Viagra is useful for treating both erectile dysfunction and preventing rebound pulmonary hypertension because it affects pathways involved in both conditions.

"Viagra enhances the body's levels of cyclic-GMP, a naturally occurring substance that relaxes arteries and reduces their pressure, which is why its primary indication is for men with erectile dysfunction," explained the study's lead researcher, Dr. Lara Shekerdemian of the Pediatric Intensive Care Unit at the Royal Children's Hospital in Melbourne.

"However, cyclic-GMP is abundant in the lungs and is the molecule via which nitric oxide acts as a dilator of pulmonary arteries," Shekerdemian said. "That's why its use was explored in the setting of pulmonary hypertension in the newborn."

In the study, Shekerdemian and colleagues gave a single dose of Viagra to 15 infants with congenital heart disease who were undergoing withdrawal from nitric oxide, which is used to relax pulmonary blood vessels in mechanically ventilated lungs. Another 14 infants undergoing withdrawal were given placebo.

None of the Viagra-treated infants developed rebound pulmonary hypertension compared to 10 of the placebo-treated infants. After more than 24 hours, all of the infants who developed rebound hypertension were given Viagra during a subsequent and successful attempt to wean them from nitric oxide.

The Viagra-treated infants also spent less total time on a mechanical ventilator than the placebo-treated infants -- a little over 28 hours compared to 98 hours -- and had a considerably shorter stay in the intensive care unit (47.8 hours vs. 189 hours).

"Although we expected to see an avoidance of rebound, we were not expecting to see these additional benefits," Shekerdemian said. "Any intervention that smoothes their course in the intensive-care unit would have at least a short-term positive influence on their recovery from their underlying condition."

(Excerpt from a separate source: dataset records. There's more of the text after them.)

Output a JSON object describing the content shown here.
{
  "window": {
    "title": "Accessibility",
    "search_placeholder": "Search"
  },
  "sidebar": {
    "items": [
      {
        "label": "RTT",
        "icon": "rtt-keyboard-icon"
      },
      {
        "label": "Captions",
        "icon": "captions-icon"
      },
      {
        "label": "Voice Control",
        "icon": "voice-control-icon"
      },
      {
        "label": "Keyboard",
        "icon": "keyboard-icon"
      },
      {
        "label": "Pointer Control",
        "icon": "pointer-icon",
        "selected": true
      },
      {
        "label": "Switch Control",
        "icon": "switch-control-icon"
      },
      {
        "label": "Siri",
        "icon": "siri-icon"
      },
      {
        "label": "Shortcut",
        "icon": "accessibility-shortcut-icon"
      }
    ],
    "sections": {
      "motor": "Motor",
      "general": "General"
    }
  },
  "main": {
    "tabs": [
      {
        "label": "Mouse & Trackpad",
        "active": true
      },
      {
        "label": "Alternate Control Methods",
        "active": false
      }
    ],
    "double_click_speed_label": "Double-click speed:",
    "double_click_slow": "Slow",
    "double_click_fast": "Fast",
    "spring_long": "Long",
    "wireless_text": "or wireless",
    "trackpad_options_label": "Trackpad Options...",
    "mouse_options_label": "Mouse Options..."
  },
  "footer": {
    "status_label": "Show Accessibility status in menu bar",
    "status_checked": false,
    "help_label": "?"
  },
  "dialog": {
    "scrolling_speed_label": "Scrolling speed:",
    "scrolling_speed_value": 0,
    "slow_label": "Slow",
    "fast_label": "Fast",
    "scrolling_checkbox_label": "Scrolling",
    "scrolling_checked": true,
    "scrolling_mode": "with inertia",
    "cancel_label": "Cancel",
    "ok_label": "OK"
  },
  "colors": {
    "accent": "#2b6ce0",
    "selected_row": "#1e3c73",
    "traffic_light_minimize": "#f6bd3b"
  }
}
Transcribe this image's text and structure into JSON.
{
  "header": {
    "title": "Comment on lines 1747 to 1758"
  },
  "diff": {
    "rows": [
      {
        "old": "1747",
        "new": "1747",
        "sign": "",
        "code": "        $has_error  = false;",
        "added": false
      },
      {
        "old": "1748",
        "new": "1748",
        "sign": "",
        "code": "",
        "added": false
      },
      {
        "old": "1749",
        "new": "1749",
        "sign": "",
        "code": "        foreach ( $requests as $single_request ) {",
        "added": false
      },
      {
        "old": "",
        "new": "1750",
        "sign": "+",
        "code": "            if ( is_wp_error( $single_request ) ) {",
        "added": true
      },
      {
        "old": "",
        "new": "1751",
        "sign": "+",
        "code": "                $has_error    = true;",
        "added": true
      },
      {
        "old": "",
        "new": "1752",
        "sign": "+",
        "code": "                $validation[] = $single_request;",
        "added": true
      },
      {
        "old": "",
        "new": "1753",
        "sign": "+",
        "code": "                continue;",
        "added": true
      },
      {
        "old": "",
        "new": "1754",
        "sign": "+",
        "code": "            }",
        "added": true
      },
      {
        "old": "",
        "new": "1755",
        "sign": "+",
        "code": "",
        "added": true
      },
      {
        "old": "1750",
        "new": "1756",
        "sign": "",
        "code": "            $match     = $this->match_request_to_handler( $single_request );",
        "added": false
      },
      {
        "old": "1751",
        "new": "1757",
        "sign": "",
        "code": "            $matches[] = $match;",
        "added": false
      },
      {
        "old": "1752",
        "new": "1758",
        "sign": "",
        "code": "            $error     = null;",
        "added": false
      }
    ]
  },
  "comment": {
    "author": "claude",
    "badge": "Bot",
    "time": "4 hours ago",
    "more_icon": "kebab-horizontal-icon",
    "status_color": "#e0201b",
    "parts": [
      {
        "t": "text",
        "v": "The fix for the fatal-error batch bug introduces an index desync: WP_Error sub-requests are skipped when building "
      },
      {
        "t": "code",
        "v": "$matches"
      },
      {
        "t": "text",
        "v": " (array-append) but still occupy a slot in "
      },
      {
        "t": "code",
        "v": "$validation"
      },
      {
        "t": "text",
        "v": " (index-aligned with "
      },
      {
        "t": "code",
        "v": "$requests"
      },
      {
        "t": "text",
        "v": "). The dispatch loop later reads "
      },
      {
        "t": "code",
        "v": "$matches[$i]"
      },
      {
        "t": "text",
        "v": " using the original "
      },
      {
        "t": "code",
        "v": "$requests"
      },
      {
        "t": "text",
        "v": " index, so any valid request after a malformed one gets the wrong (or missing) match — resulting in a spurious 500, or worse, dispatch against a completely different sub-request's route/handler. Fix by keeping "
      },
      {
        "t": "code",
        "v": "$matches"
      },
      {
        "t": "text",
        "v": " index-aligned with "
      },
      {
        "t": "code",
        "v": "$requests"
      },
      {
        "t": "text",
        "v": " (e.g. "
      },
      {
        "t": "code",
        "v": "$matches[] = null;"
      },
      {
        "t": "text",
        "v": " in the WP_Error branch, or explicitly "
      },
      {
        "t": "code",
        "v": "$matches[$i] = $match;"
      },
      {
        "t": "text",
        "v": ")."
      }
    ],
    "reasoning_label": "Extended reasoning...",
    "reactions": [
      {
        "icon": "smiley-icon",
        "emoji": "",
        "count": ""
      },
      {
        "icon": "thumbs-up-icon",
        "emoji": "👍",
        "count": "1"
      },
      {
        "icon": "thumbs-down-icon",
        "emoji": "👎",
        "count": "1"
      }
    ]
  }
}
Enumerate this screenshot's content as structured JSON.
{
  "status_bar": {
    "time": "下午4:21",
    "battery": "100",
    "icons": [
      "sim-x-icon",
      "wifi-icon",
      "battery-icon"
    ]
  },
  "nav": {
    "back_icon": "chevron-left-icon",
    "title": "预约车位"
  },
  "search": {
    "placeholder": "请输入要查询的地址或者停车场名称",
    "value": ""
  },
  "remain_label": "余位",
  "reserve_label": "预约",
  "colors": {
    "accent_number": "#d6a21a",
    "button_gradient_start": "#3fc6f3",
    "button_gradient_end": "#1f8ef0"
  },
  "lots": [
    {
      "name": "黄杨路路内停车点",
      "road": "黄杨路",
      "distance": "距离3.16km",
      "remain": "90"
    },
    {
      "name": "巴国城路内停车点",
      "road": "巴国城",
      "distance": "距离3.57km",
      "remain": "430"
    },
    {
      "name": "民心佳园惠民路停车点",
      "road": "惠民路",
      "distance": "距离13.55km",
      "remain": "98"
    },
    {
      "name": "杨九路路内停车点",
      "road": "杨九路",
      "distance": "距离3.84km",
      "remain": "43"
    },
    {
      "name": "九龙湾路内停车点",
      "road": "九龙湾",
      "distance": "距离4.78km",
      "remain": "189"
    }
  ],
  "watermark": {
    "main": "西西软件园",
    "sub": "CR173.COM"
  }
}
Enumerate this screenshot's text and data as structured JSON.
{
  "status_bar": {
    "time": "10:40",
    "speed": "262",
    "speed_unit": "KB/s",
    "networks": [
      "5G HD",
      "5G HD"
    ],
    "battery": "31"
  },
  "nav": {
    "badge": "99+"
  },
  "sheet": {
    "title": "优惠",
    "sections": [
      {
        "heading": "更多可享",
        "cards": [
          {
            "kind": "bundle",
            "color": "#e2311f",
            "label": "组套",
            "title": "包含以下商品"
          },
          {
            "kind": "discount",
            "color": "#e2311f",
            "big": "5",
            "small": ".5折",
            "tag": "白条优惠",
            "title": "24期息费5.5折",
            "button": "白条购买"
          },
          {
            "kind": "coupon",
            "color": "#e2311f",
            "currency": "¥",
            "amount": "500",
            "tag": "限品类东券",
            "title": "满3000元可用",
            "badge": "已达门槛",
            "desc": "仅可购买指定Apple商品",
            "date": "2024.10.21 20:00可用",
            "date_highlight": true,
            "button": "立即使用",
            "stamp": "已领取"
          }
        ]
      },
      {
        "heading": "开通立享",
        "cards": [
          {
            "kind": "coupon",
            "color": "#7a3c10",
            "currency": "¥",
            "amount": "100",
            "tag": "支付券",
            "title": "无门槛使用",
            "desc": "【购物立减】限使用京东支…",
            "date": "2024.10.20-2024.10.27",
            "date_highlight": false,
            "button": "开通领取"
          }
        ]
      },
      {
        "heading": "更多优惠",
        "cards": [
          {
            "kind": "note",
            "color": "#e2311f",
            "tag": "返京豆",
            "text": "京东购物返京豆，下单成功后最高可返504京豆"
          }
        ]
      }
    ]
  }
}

Unless there's some reason for not using Viagra, Shekerdemian said that it should be routinely used as infants are weaned from nitric oxide. "We certainly do so now in our pediatric intensive-care unit," she said.

Many hospitals are already doing just that. "I think it already has become standard clinical practice, because the idea of using Viagra for this is not new," Abman said. "What's new is that this is the first study to look at it with a nice protocol in which they randomized patients and controlled in a blinded way. So it verifies what we've already been doing in clinical practice."

Shekerdemian and her team are now conducting a similar study in the Royal Children's Hospital's Neonatal Intensive-Care Unit to see if Viagra can prevent rebound pulmonary hypertension in premature infants.